St. Francis of Assisi left his wealth behind for a different way of living. This is particularly poignant to me because he established the order of the Franciscans, the namesake of San Francisco. I too left a life that promised wealth and security to move to San Francisco and follow my passions.
Remember that when you leave this earth, you can take with you nothing that have received–only what you have given.
I’ve always loved this passage:
Lord, make me an instrument of thy peace.

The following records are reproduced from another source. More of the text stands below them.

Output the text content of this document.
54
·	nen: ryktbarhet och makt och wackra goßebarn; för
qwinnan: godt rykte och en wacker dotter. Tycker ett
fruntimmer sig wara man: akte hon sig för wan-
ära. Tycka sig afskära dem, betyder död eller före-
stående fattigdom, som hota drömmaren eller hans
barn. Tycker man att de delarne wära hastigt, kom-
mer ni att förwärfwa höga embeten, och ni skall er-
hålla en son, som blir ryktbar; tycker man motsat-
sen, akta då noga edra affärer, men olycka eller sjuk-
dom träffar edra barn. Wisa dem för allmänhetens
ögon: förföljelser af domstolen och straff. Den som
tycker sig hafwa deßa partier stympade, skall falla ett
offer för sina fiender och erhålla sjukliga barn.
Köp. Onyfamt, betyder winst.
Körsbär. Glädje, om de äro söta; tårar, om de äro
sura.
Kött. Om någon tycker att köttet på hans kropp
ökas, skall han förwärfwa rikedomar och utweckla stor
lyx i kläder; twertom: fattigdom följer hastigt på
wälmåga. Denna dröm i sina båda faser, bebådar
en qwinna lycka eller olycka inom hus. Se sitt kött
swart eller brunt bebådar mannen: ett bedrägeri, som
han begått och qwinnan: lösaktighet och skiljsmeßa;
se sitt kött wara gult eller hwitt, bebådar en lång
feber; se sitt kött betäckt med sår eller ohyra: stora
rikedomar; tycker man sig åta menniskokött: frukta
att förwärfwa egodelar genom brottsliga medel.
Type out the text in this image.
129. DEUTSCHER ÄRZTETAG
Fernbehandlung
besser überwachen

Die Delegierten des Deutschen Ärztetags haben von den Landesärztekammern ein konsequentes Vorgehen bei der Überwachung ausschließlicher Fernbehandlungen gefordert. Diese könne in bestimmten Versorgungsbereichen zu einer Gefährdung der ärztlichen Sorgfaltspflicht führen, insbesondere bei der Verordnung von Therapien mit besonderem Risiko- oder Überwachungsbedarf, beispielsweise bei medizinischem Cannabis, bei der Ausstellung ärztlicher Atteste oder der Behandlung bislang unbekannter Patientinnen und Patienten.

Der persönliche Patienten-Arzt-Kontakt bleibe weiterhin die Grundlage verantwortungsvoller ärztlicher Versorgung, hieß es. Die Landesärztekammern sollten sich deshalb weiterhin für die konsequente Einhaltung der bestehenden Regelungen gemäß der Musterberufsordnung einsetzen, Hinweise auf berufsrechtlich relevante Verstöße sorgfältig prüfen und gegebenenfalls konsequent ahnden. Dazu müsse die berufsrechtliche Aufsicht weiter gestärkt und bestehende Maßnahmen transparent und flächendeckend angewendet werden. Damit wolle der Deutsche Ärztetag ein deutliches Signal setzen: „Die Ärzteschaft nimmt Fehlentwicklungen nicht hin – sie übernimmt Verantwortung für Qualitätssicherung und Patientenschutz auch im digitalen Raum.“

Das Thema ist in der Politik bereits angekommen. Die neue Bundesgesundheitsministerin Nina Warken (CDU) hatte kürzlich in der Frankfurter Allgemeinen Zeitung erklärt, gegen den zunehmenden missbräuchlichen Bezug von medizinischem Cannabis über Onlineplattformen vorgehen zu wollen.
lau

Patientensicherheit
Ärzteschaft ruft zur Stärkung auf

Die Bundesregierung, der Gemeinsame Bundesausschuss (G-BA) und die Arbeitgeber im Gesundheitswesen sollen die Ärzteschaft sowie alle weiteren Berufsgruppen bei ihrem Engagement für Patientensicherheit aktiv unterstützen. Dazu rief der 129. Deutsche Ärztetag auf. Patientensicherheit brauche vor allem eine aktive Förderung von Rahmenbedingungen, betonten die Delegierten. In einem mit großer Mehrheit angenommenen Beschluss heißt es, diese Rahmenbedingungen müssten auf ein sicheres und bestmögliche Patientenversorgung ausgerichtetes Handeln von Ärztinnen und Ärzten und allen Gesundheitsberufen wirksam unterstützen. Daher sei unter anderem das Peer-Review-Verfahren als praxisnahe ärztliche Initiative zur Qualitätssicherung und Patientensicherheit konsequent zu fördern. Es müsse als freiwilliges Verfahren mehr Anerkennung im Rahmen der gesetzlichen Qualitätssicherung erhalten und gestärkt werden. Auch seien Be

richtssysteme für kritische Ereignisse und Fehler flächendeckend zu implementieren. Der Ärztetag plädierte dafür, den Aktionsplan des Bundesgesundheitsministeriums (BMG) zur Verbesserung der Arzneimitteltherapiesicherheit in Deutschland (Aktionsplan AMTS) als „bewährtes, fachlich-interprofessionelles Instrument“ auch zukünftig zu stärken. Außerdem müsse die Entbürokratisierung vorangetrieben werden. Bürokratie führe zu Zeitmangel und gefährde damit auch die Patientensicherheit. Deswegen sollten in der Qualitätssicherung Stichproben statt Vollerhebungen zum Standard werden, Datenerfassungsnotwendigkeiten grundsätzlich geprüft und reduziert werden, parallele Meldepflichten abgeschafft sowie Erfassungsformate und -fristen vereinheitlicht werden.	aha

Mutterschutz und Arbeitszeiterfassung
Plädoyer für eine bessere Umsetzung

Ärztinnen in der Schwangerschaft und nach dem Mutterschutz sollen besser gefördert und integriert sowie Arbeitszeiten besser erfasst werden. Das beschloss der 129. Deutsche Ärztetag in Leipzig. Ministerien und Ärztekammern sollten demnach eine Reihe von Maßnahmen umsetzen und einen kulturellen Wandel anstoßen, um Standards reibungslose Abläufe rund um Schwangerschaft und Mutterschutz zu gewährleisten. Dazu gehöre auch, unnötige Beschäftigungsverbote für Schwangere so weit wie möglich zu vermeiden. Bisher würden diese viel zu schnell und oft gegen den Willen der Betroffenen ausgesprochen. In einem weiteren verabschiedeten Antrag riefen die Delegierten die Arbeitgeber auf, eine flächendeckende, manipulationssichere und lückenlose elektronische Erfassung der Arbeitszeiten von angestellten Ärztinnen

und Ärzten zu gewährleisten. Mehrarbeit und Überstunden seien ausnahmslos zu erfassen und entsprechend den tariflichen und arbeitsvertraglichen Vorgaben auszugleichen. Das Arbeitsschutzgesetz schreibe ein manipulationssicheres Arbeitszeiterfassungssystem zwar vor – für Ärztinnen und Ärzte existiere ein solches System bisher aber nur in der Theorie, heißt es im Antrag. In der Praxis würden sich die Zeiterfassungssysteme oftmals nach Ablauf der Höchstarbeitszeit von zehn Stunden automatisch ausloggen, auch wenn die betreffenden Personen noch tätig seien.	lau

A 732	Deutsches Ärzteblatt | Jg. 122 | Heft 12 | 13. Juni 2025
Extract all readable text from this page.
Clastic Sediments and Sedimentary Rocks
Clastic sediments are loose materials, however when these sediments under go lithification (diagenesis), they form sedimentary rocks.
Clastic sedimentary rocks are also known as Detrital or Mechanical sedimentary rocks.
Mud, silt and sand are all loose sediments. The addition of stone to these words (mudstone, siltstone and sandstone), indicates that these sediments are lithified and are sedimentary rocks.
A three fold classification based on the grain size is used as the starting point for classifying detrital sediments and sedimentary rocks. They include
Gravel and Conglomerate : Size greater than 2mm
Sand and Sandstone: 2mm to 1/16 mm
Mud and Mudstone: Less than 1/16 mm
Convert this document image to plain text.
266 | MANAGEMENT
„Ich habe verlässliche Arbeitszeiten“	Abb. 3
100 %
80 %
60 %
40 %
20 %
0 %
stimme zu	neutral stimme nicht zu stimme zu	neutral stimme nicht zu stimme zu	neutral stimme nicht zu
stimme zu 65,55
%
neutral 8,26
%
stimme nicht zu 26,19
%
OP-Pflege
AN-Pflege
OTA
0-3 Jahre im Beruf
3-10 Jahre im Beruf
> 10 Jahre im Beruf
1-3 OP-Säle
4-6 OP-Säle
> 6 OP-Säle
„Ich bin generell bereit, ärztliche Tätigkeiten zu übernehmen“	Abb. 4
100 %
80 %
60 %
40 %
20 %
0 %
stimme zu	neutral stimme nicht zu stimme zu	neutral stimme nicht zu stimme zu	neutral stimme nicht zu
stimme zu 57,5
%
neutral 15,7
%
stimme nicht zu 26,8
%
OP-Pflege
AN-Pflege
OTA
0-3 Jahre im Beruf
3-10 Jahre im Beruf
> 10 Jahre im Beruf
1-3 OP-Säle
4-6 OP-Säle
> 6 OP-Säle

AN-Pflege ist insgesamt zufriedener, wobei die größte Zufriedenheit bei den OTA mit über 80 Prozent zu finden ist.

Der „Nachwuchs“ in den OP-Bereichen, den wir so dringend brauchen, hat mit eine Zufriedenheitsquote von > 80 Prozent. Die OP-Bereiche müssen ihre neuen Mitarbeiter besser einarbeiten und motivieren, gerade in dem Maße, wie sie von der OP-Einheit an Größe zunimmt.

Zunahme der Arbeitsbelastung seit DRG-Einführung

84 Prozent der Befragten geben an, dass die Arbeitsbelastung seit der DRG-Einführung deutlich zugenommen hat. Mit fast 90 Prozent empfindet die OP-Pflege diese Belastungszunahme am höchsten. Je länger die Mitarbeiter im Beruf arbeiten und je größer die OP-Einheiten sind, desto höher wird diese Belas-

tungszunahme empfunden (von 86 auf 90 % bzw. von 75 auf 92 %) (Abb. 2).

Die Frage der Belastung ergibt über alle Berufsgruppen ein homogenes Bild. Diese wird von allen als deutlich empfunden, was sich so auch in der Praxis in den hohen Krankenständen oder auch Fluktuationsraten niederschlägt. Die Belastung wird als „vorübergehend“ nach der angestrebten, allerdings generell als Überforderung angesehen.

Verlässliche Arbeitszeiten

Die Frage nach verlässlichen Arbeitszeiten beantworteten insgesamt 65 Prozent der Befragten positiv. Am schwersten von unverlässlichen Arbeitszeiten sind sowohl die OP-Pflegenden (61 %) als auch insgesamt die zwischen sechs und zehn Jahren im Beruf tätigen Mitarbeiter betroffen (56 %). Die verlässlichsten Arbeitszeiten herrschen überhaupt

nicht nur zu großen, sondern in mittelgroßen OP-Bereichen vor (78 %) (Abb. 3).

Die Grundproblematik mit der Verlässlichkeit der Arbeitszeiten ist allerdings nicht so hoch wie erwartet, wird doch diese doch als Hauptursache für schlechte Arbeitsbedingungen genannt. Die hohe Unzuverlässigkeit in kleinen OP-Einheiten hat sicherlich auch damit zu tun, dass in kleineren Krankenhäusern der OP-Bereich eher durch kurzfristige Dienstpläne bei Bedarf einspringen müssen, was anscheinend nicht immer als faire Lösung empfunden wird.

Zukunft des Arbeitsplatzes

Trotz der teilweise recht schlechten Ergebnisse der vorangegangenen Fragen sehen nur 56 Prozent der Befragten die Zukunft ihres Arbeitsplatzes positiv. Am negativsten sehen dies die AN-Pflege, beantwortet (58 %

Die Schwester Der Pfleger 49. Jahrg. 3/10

Where there is hatred, let me sow love,
Where there is injury, pardon;
Where there is doubt, faith;
Where there is despair, hope;
Where there is darkness, light;
And where there is sadness, joy.O Divine Master, grant that I may not so much seek
to be consoled as to console,
to be understood as to understand,
to be loved, as to love.For it is in giving that we receive,
It is in pardoning that we are pardoned,
and it is in dying that we are born to eternal life.
And I came across this new one today, which the last two funerals I’ve gone to have been helping me take to heart. It’s been a process coming back to my joy:
It is the devil’s greatest triumph when he can deprive us of the joy of the Spirit. He carries fine dust with him in little boxes and scatters it through the cracks in our conscience in order to dim the soul’s pure impulses and its luster. But the joy that fills the heart of the spiritual person destroys the deadly poison of the serpent. But if any are gloomy and think that they are abandoned in their sorrow, gloominess will continuously tear at them or else they will waste away in empty diversions. When gloominess takes root, evil grows. If it is not dissolved by tears, permanent damage is done.